B: Encourage the client to discuss immediate concerns and feelings. RATIONALE: When the client has hostile outbursts, it is best for the nurse to help the client express feelings. This serves as a release valve for the client. Offering positive reinforcement for cooperation does not help the client express feelings appropriately. Continuing with assigned tasks ignores the client's feelings and may lead to further escalation. Limiting visitation reduces the client's support systems and does not address the underlying problem.

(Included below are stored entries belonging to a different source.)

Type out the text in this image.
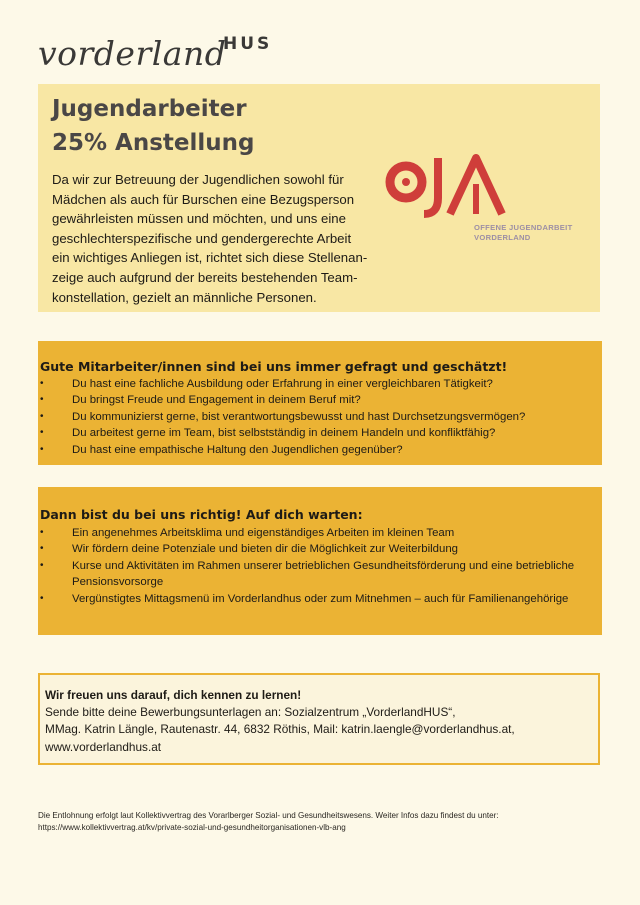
vorderland
HUS
Jugendarbeiter
25% Anstellung

Da wir zur Betreuung der Jugendlichen sowohl für
Mädchen als auch für Burschen eine Bezugsperson
gewährleisten müssen und möchten, und uns eine
geschlechterspezifische und gendergerechte Arbeit
ein wichtiges Anliegen ist, richtet sich diese Stellenan-
zeige auch aufgrund der bereits bestehenden Team-
konstellation, gezielt an männliche Personen.

OFFENE JUGENDARBEIT
VORDERLAND
Gute Mitarbeiter/innen sind bei uns immer gefragt und geschätzt!
• Du hast eine fachliche Ausbildung oder Erfahrung in einer vergleichbaren Tätigkeit?
• Du bringst Freude und Engagement in deinem Beruf mit?
• Du kommunizierst gerne, bist verantwortungsbewusst und hast Durchsetzungsvermögen?
• Du arbeitest gerne im Team, bist selbstständig in deinem Handeln und konfliktfähig?
• Du hast eine empathische Haltung den Jugendlichen gegenüber?
Dann bist du bei uns richtig! Auf dich warten:
• Ein angenehmes Arbeitsklima und eigenständiges Arbeiten im kleinen Team
• Wir fördern deine Potenziale und bieten dir die Möglichkeit zur Weiterbildung
• Kurse und Aktivitäten im Rahmen unserer betrieblichen Gesundheitsförderung und eine betriebliche Pensionsvorsorge
• Vergünstigtes Mittagsmenü im Vorderlandhus oder zum Mitnehmen – auch für Familienangehörige
Wir freuen uns darauf, dich kennen zu lernen!
Sende bitte deine Bewerbungsunterlagen an: Sozialzentrum „VorderlandHUS“,
MMag. Katrin Längle, Rautenastr. 44, 6832 Röthis, Mail: katrin.laengle@vorderlandhus.at,
www.vorderlandhus.at
Die Entlohnung erfolgt laut Kollektivvertrag des Vorarlberger Sozial- und Gesundheitswesens. Weiter Infos dazu findest du unter:
https://www.kollektivvertrag.at/kv/private-sozial-und-gesundheitorganisationen-vlb-ang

1. In which situation can a client's confidentiality be breached legally? A: to answer a request from client's spouse about the client's medication B: in a student nurse's clinical paper about a client C: when a client near discharge is threatening to harm an ex-partner D: when a client's employer requests the client's diagnosis to initiate medical claims

C: when a client near discharge is threatening to harm an ex-partner RATIONALE: Legally, there is a duty to warn a potential victim of a client's intent to harm. Staff can be held accountable if the client injures the ex-partner and the staff failed to warn that person. The client's permission is needed to share information with a spouse. Student papers should not contain identifying information. Release of information is made directly to the client's insurance company, not to the employer

A client loses control and throws two chairs toward another client. What should the nurse do next? A: As the client to go to the quiet area and talk about the behavior. B: Administer an oral PRN tranquilizer and prepare for a show of determination. C: Process the incident with the client and discuss alternative behaviors. D: Call for assistance to restrain the client and administer a PRN intramuscular tranquilizer.

D: Call for assistance to restrain the client and administer a PRN intramuscular tranquilizer. RATIONALE: The client is in the crisis phase of the assault cycle. Therefore, the nurse must act immediately, using restraints and an intramuscular tranquilizer to prevent injury to others or further property damage. It is too late to ask the client to go to a quiet area to talk because the client's behavior is past the triggering phase. Giving the client an oral tranquilizer and preparing for a show of determination are nursing interventions used in the escalation phase. Processing the incident with the client and discussing alternative behaviors are interventions used in the postcrisis phase.

When the client is involuntarily committed to a hospital because the client is assessed as being dangerous to himself or others, which client rights are lost? A: the right to access health care B: the right to send and receive uncensored mail C: freedom from seclusion and restraints D: the right to leave the hospital against medical advice

D: the right to leave the hospital against medical advice RATIONALE: When a client is committed involuntarily, the right to leave against medical advice is forfeited. All the other rights are preserved unless there is further court action or a case of imminent danger to self or others (hitting staff, cutting self).